Thames Water is “ahead of the curve” with its approach to mental health and wellbeing, Sky News reported this morning.
An independent review called Thriving at Work, commissioned by Prime Minister Theresa May and published today, explores how companies can better support all employees.
Around 300,000 people across the country lose their jobs each year due to a long-term mental health injury, the report revealed. It also highlighted the good practice at Thames Water, praising its mental health first aid courses and focus on wellbeing, including free personal medical assessments for all employees.
Speaking to Sky, Thames Water’s Karl Simons, head of health, safety, security and wellbeing, said: “Wellbeing at work is vitally important to ensure everybody feels valued within the organisation. Our people have to feel that."
Following his interview at Walnut Court in Swindon, in front of a Tai Chi class, held as part of Thames Water’s Water Wellbeing Week, he added: “We know that our staff are able to do their best work when they’re healthy and happy. That’s why we’ve put employee wellbeing at the heart of everything we do. We know that we can still do more, but alongside improved support we’ve seen a considerable culture change and a more open conversation around the importance of mental health.”
Hundreds of Thames Water employees have taken part in activities during Water Wellbeing Week, including Pilates, kickboxing, military bootcamps and cycling classes.
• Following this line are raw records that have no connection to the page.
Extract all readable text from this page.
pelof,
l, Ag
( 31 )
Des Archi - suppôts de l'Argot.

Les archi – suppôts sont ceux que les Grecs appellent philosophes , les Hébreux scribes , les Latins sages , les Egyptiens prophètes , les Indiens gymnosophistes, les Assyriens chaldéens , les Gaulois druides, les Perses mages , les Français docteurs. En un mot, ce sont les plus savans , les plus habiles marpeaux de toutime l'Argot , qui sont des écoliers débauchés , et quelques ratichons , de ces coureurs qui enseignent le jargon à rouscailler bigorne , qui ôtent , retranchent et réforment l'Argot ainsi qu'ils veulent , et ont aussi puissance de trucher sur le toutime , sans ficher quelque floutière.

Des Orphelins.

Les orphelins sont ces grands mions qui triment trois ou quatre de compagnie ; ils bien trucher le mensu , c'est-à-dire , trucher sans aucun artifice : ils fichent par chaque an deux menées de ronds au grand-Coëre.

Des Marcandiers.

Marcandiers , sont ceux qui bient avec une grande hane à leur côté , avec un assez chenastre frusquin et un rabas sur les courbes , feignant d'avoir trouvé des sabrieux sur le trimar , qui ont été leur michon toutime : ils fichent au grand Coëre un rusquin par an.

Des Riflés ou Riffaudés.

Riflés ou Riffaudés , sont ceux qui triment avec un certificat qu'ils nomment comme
Today’s new report, Thriving at Work, sets out core principles and standards that all employers should commit to and highlights examples of some employers who are taking positive and innovative steps to support the mental health of their employees.
Paul Farmer, chief executive of mental health charity Mind, said: “We found that in many workplaces, mental health is still a taboo subject and that opportunities are missed to prevent poor mental health and ensure employees who may be struggling get the support they need. In many instances employers simply don’t understand the crucial role they can play, or know where to go for advice and support.
“The human cost of failing to address mental health in the workplace is clear. Workplace mental health should be a priority for organisations across the UK. Every employer in the UK has a responsibility to support employees with mental health problems and promote the mental wellbeing of their entire workforce.”
The report drew on accounts of more than 200 employers of people with mental health problems and leading experts in mental health and work.